Japan Geoscience Union Meeting 2019

Presentation information

[J] Poster

S (Solid Earth Sciences ) » S-GL Geology

[S-GL27] Geochronology and Isotope Geology

Thu. May 30, 2019 5:15 PM - 6:30 PM Poster Hall (International Exhibition Hall8, Makuhari Messe)

convener:Takahiro Tagami(Graduate School of Science, Kyoto University), Yuji Sano(Division of Ocean and Earth Systems, Atmosphere and Ocean Research Institute, University of Tokyo)

[SGL27-P07] Thermochronology on the fore-arc side of Northeast Japan Arc

*Yuya Kajita1, Shigeru Sueoka2, Shoma Fukuda1, Noriko Hasebe3, Akihiro Tomoaki4, Tomoaki Morishita4, Barry P. Kohn5, Tatsunori Yokoyama2, Takahiro Tagami1 (1.Graduate School of Science, Kyoto University , 2.Japan Atomic Energy Agency, 3.Institute of Nature and Environmental Technology, Kanazawa University, 4.Department of Sciences, Kanazawa University, 5.School of Earth Sciences, University of Melbourne)

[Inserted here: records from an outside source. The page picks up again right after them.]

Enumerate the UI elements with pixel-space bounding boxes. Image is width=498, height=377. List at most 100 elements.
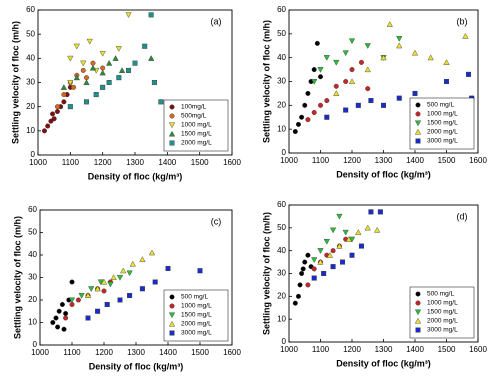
- data-point: [300, 266, 306, 272]
- legend-label: 1000 mg/L: [181, 122, 212, 129]
- data-point: [125, 12, 132, 19]
- data-point: [386, 21, 393, 27]
- data-point: [443, 59, 450, 65]
- data-point: [152, 279, 158, 285]
- x-tick-label: 1100: [62, 158, 80, 167]
- data-point: [444, 78, 450, 84]
- data-point: [80, 60, 87, 67]
- data-point: [67, 104, 73, 110]
- data-point: [67, 80, 74, 86]
- data-point: [100, 278, 108, 285]
- data-point: [324, 98, 330, 104]
- data-point: [93, 92, 99, 98]
- x-tick-label: 1400: [406, 156, 424, 165]
- legend-label: 1500 mg/L: [181, 131, 212, 138]
- data-point: [61, 326, 67, 332]
- legend-label: 500 mg/L: [427, 291, 454, 298]
- data-point: [117, 297, 123, 303]
- x-tick-label: 1100: [312, 156, 330, 165]
- x-axis-label: Density of floc (kg/m³): [88, 171, 183, 181]
- plot-frame: [37, 9, 233, 156]
- y-tick-label: 0: [31, 150, 36, 159]
- data-point: [80, 67, 86, 73]
- x-tick-label: 1600: [223, 158, 241, 167]
- x-tick-label: 1600: [469, 156, 487, 165]
- data-point: [59, 302, 65, 308]
- y-tick-label: 20: [277, 291, 286, 300]
- y-tick-label: 20: [277, 100, 286, 109]
- legend-marker: [414, 317, 422, 324]
- y-tick-label: 30: [277, 77, 286, 86]
- data-point: [165, 266, 171, 272]
- legend-label: 3000 mg/L: [427, 138, 458, 145]
- x-tick-label: 1000: [31, 348, 49, 357]
- panel-label: (d): [457, 211, 468, 221]
- legend-marker: [168, 130, 176, 137]
- y-tick-label: 40: [277, 246, 286, 255]
- x-tick-label: 1400: [159, 348, 177, 357]
- panel-label: (c): [211, 216, 222, 226]
- data-point: [381, 102, 387, 108]
- data-point: [90, 60, 96, 66]
- data-point: [411, 49, 419, 56]
- data-point: [71, 84, 77, 90]
- y-tick-label: 40: [28, 250, 37, 259]
- data-point: [311, 79, 318, 85]
- data-point: [305, 117, 311, 123]
- y-tick-label: 50: [277, 223, 286, 232]
- data-point: [317, 258, 324, 265]
- data-point: [348, 38, 356, 45]
- legend-label: 3000 mg/L: [181, 330, 212, 337]
- legend-label: 500mg/L: [181, 113, 207, 120]
- data-point: [94, 285, 101, 292]
- data-point: [197, 268, 203, 274]
- legend-label: 1500 mg/L: [427, 120, 458, 127]
- data-point: [95, 308, 101, 314]
- data-point: [343, 78, 349, 84]
- plot-frame: [39, 209, 233, 346]
- data-point: [63, 311, 69, 317]
- legend-marker: [415, 102, 421, 108]
- data-point: [41, 128, 47, 134]
- legend-label: 3000 mg/L: [427, 327, 458, 334]
- data-point: [364, 43, 371, 49]
- data-point: [396, 42, 403, 49]
- x-tick-label: 1200: [94, 158, 112, 167]
- y-tick-label: 0: [33, 340, 38, 349]
- legend-marker: [168, 122, 176, 129]
- data-point: [61, 99, 67, 105]
- data-point: [69, 279, 75, 285]
- y-axis-label: Settling velocity of floc (m/h): [261, 212, 271, 335]
- data-point: [85, 315, 91, 321]
- x-tick-label: 1500: [438, 156, 456, 165]
- y-tick-label: 20: [28, 295, 37, 304]
- data-point: [116, 275, 124, 281]
- y-tick-label: 20: [26, 102, 35, 111]
- legend-label: 1000 mg/L: [427, 300, 458, 307]
- data-point: [112, 55, 119, 61]
- x-tick-label: 1500: [438, 345, 456, 354]
- data-point: [336, 213, 343, 220]
- x-tick-label: 1100: [63, 348, 81, 357]
- legend-label: 2000 mg/L: [181, 140, 212, 147]
- data-point: [412, 90, 418, 96]
- data-point: [377, 209, 383, 215]
- data-point: [53, 315, 59, 321]
- data-point: [61, 92, 67, 98]
- panel-label: (a): [211, 16, 222, 26]
- data-point: [126, 270, 133, 277]
- data-point: [51, 116, 57, 122]
- x-tick-label: 1600: [469, 345, 487, 354]
- data-point: [317, 67, 324, 73]
- data-point: [139, 286, 145, 292]
- data-point: [462, 33, 469, 39]
- data-point: [427, 54, 434, 61]
- legend-marker: [415, 138, 421, 144]
- y-tick-label: 60: [26, 5, 35, 14]
- data-point: [83, 75, 89, 81]
- data-point: [368, 98, 374, 104]
- data-point: [99, 69, 106, 76]
- x-tick-label: 1200: [95, 348, 113, 357]
- data-point: [295, 293, 301, 299]
- y-tick-label: 10: [277, 124, 286, 133]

Keywords:Thermochronology, Northeast Japan Arc, Abukuma, Kitakami

An arc trench system is composed of a topographically high land and a trench along a subduction zone. An arc trench system is grouped into continental arc and island arc. The latter has a back-arc basin. Island arcs are tectonically active regions where a lot of volcanic activities and earthquakes occur, providing keys to solve the formation and evolution processes of orogenic zones and continents (Toriumi et al., 2018).

Northeast (NE) Japan is one of the best regions to study tectonics of island arc because NE Japan has comparatively obvious island arc components, i.e., fore-arc, volcanic front, back-arc and back-arc basin. Therefore, many studies have focused on the tectonic evolution of NE Japan (e.g. Amano and Sato, 1989; Sato, 1992; Nakajima, 2013). However, there are a few quantitative investigations of the mountain uplift and denudation histories which are important for estimating tectonics of island arcs.

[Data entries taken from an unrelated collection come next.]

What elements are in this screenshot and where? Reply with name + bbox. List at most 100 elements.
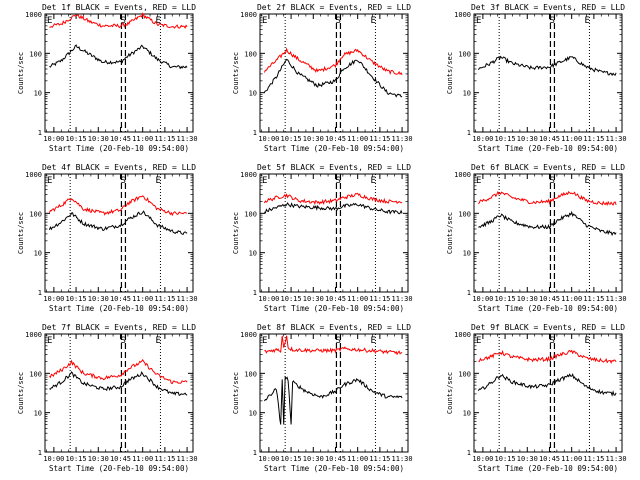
chart-panel-1: Det 1f BLACK = Events, RED = LLD 1 10 100 10… [17, 3, 198, 153]
x-tick-label: 10:00 [472, 135, 493, 143]
marker-label: E [476, 16, 481, 26]
marker-label: E [155, 176, 160, 186]
y-tick-label: 10 [34, 410, 42, 418]
x-tick-label: 11:00 [132, 135, 153, 143]
chart-panel-3: Det 3f BLACK = Events, RED = LLD 1 10 100 10… [446, 3, 627, 153]
x-axis-label: Start Time (20-Feb-10 09:54:00) [49, 304, 189, 313]
x-tick-label: 10:15 [281, 135, 302, 143]
y-axis-label: Counts/sec [446, 372, 454, 414]
marker-label: E [476, 336, 481, 346]
y-tick-label: 100 [244, 370, 257, 378]
chart-panel-4: Det 4f BLACK = Events, RED = LLD 1 10 100 10… [17, 163, 198, 313]
events-series-line [477, 55, 617, 77]
y-tick-label: 1000 [454, 171, 471, 179]
chart-panel-9: Det 9f BLACK = Events, RED = LLD 1 10 100 10… [446, 323, 627, 473]
x-tick-label: 10:45 [325, 455, 346, 463]
x-tick-label: 10:00 [258, 295, 279, 303]
chart-panel-6: Det 6f BLACK = Events, RED = LLD 1 10 100 10… [446, 163, 627, 313]
y-tick-label: 1000 [25, 171, 42, 179]
x-tick-label: 10:45 [110, 455, 131, 463]
chart-title: Det 1f BLACK = Events, RED = LLD [42, 3, 196, 12]
events-series-line [48, 210, 188, 235]
marker-label: E [370, 16, 375, 26]
chart-title: Det 9f BLACK = Events, RED = LLD [471, 323, 625, 332]
x-tick-label: 10:00 [472, 295, 493, 303]
marker-label: E [155, 336, 160, 346]
marker-label: S [120, 336, 125, 346]
x-tick-label: 10:15 [66, 455, 87, 463]
x-tick-label: 10:45 [325, 135, 346, 143]
marker-label: S [335, 336, 340, 346]
y-tick-label: 100 [458, 210, 471, 218]
y-tick-label: 1000 [240, 331, 257, 339]
x-axis-label: Start Time (20-Feb-10 09:54:00) [478, 304, 618, 313]
x-axis-label: Start Time (20-Feb-10 09:54:00) [264, 304, 404, 313]
lld-series-line [478, 190, 617, 206]
y-axis-label: Counts/sec [17, 212, 25, 254]
x-tick-label: 10:00 [258, 135, 279, 143]
events-series-line [263, 375, 403, 425]
x-tick-label: 10:30 [303, 295, 324, 303]
y-axis-label: Counts/sec [17, 372, 25, 414]
x-tick-label: 11:00 [132, 295, 153, 303]
marker-label: S [120, 176, 125, 186]
x-tick-label: 10:45 [539, 455, 560, 463]
marker-label: E [370, 176, 375, 186]
chart-title: Det 6f BLACK = Events, RED = LLD [471, 163, 625, 172]
x-tick-label: 10:15 [495, 295, 516, 303]
chart-title: Det 8f BLACK = Events, RED = LLD [257, 323, 411, 332]
x-tick-label: 11:15 [369, 455, 390, 463]
y-tick-label: 100 [244, 210, 257, 218]
y-axis-label: Counts/sec [446, 52, 454, 94]
y-axis-label: Counts/sec [232, 372, 240, 414]
y-tick-label: 10 [249, 250, 257, 258]
marker-label: E [476, 176, 481, 186]
events-series-line [477, 372, 617, 397]
y-tick-label: 1 [38, 129, 42, 137]
x-tick-label: 11:15 [583, 295, 604, 303]
x-tick-label: 11:00 [347, 295, 368, 303]
x-tick-label: 11:00 [561, 135, 582, 143]
x-tick-label: 11:00 [347, 135, 368, 143]
marker-label: E [47, 16, 52, 26]
x-tick-label: 10:30 [517, 295, 538, 303]
x-tick-label: 11:00 [561, 455, 582, 463]
marker-label: E [584, 176, 589, 186]
y-tick-label: 10 [463, 250, 471, 258]
y-axis-label: Counts/sec [446, 212, 454, 254]
marker-label: E [155, 16, 160, 26]
chart-title: Det 3f BLACK = Events, RED = LLD [471, 3, 625, 12]
x-tick-label: 11:30 [177, 295, 198, 303]
plot-frame [259, 173, 409, 293]
x-axis-label: Start Time (20-Feb-10 09:54:00) [478, 144, 618, 153]
x-tick-label: 10:45 [539, 295, 560, 303]
plot-frame [259, 13, 409, 133]
chart-panel-8: Det 8f BLACK = Events, RED = LLD 1 10 100 10… [232, 323, 413, 473]
y-tick-label: 10 [463, 90, 471, 98]
y-tick-label: 100 [458, 370, 471, 378]
x-tick-label: 10:00 [472, 455, 493, 463]
x-tick-label: 11:30 [392, 135, 413, 143]
x-tick-label: 11:15 [369, 135, 390, 143]
events-series-line [49, 44, 188, 70]
y-axis-label: Counts/sec [232, 52, 240, 94]
y-tick-label: 100 [458, 50, 471, 58]
y-tick-label: 10 [34, 90, 42, 98]
x-axis-label: Start Time (20-Feb-10 09:54:00) [49, 144, 189, 153]
plot-frame [259, 333, 409, 453]
y-tick-label: 1000 [240, 171, 257, 179]
x-tick-label: 10:30 [303, 455, 324, 463]
marker-label: E [370, 336, 375, 346]
x-tick-label: 10:15 [495, 135, 516, 143]
y-tick-label: 1000 [240, 11, 257, 19]
x-tick-label: 10:00 [43, 455, 64, 463]
y-tick-label: 1 [253, 289, 257, 297]
y-tick-label: 1 [38, 449, 42, 457]
marker-label: S [549, 176, 554, 186]
x-tick-label: 11:15 [154, 455, 175, 463]
chart-panel-7: Det 7f BLACK = Events, RED = LLD 1 10 100 10… [17, 323, 198, 473]
y-tick-label: 1000 [454, 331, 471, 339]
marker-label: E [262, 176, 267, 186]
marker-label: S [120, 16, 125, 26]
y-tick-label: 1000 [25, 11, 42, 19]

For measuring uplift or denudation rates, some techniques are available (e.g., GPS survey, elevation of terraces, and thermochronology). To estimate million-year-scale mountain uplift and denudation rates, thermochronology is among the most appropriate methods. Thermochronology can reconstruct the time-temperature relationship of rock/mineral samples, based on radiometric ages and closure temperatures specific to the combination of radiometric dating methods and target minerals. Furthermore, some assumptions enable discussion of mountain uplift and denudation histories. Although thermochronology has been successfully applied to orogens worldwide (Hermam et al., 2013), a small number of thermochronometric studies have been attempted in NE Japan (e.g. Sueoka et al., 2017, Fukuda et al., in press). Moreover, these previous studies focused on the denudation histories of the across-arc scale rather than individual geologic component, namely fore-arc, Ou backbone range and back-arc.

In this study, we focus on fore-arc side of NE Japan, i.e., Kitakami Mountains and Abukuma Mountains, at which granitic rocks are distributed extensively, providing preferable study areas to apply thermochronology. We adopted apatite fission-track (AFT), apatite (U-Th-Sm)/He (AHe) and zircon (Zr) U-Pb analyses. AFT ages were estimated at 66.8-39.1 Ma in Kitakami and 61.0-40.5 Ma in Abukuma. AHe ages were obtained at 51.2-36.1 Ma in Kitakami and 75.9-60.1 Ma in Abukuma. Zr U-Pb ages were calculated at 110.3-104.3 Ma in Abukuma. With our results and the ages obtained by the previous studies, we discuss age trend and denudation history.

In Kitakami Mountains, AFT ages become younger to the east. On the other hand, all AHe ages are approximately comparable with each other except for the oldest age obtained at the westernmost locality. In Abukuma Mountains, both AFT and AHe age trends change across Hatagawa fault zone (HFZ); the ages were younger at the west side of HFZ than at the east side. Assuming that geothermal gradient is uniform at all localities, westerly tilting uplift and subsequent change of the uplift style were suggested in Kitakami Mountains. In Abukuma Mountains, our age data can constrain the faulting history of HFZ.

As future subjects, we are planning to conduct 1) improvement of accuracy and precision by further analyzing, 2) increasing number of sampling localities and employing other methods (e.g., cosmogenic nuclides analysis and ESR thermochronology), 3) applying thermal inverse modeling of AFT data to estimate more detailed thermal histories, 4) discussion of geothermal gradient, uplift model and tectonics model in Kitakami Mountains and Abukuma Mountains.

Acknowledgements: This study was carried out under a contract with METI (Ministry of Economy, Trade and Industry) as part of its R&D supporting program for developing geological disposal technology. This work was supported by the Grant-in-Aid for Scientific Research on Innovative Areas (KAKENHI No. 26109003) from the Ministry of Education, Culture, Sports, Science and Technology (MEXT).